À quel moment avez-vous décidé de retourner en Algérie sur les traces de votre père ?

Karim Aïnouz : “ Je voulais y aller depuis très longtemps, mais ce qui a déclenché le voyage et d’une certaine façon le film, c’est le décès de ma mère. Il était impossible d’y aller avec elle pendant les décennies noires, ensuite je pense que ma mère était déjà âgée, et c’était sans doute un peu trop tard pour elle… Je ne me voyais pas y aller seul pendant qu’elle était encore là. Elle est partie en 2015. Le temps de faire mon deuil, et d’imaginer ce que pouvait être le film, j’y suis allé en 2019.

Marin des montagnes est autant une lettre d’amour à votre mère qu’un documentaire sur l’Algérie…

Autoportrait de Karim Aïnouz dans Marin des montagnes.

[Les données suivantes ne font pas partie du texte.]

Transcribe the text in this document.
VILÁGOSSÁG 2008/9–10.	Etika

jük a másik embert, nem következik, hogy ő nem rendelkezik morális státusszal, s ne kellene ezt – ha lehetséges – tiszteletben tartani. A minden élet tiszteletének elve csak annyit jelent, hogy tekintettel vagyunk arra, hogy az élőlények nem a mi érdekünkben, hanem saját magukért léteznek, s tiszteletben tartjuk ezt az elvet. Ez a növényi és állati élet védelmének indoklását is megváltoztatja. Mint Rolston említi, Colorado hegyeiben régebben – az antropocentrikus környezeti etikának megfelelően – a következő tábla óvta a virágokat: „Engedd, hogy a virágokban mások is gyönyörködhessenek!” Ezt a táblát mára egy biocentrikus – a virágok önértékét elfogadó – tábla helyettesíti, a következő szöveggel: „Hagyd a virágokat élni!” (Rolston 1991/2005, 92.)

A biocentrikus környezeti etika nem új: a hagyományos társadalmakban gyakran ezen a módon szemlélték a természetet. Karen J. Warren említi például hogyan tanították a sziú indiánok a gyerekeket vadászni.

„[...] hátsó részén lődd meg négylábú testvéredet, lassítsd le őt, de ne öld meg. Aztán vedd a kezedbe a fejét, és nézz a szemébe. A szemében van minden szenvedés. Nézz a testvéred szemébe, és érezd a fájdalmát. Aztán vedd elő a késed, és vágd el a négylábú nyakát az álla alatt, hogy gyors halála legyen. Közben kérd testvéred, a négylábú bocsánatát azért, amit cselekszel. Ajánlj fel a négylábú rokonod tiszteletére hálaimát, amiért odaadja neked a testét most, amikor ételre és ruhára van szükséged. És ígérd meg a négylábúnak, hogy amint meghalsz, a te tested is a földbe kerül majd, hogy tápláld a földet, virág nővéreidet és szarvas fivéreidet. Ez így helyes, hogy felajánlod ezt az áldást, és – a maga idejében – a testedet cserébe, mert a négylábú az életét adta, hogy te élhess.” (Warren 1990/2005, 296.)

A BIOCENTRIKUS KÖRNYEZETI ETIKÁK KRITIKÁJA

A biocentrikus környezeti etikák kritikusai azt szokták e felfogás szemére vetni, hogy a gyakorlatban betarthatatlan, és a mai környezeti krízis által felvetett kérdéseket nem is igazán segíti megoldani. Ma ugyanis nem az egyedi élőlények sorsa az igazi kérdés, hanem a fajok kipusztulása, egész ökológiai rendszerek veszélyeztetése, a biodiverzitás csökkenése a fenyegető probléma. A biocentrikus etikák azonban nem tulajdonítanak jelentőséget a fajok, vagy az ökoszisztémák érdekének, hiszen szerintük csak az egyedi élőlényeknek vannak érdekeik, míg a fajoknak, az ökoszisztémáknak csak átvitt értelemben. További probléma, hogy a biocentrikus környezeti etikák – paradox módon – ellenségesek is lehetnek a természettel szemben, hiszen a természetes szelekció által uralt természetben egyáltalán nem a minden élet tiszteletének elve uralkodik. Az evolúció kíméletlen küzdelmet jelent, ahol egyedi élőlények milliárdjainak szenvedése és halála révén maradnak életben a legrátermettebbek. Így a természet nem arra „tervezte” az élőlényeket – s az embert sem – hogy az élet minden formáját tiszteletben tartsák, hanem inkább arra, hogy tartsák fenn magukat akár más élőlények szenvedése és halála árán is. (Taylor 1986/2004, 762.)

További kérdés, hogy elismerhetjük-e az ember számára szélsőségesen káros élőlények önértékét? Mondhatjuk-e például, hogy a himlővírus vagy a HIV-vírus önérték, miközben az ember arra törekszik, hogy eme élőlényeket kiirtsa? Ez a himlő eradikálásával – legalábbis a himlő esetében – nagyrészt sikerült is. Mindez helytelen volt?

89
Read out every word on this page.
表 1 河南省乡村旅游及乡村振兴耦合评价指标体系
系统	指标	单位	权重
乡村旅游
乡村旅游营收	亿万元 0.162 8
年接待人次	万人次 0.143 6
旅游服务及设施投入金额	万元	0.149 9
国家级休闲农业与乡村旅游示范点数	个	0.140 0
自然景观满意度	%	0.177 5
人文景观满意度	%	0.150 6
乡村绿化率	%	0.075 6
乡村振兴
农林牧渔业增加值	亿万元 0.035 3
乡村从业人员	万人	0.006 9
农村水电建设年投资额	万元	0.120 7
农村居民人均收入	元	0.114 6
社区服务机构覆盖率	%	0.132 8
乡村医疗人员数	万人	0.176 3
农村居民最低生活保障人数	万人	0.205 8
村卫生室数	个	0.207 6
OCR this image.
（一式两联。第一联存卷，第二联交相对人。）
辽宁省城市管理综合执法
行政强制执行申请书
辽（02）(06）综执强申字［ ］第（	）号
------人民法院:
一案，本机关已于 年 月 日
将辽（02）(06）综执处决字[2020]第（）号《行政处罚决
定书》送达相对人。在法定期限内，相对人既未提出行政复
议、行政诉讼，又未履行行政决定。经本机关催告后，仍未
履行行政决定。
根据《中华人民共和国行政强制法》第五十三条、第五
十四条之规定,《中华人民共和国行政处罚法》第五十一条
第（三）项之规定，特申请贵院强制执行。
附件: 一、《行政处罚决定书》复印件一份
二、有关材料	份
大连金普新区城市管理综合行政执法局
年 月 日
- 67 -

Oui, l’envie du film n’était pas seulement l’envie du voyage. Au départ, j’avais vraiment pensé réaliser une lettre d’amour à mon père et à son Algérie natale, mais pendant que je montais le film, je ressentais une forme d’insatisfaction. Il manquait une part d’intimité que je n’avais pas toujours avec mon père. C’est alors devenu cette lettre d’amour à ma mère avec ma voix off, d’abord parce que ça me permettait de raconter cette histoire à quelqu’un.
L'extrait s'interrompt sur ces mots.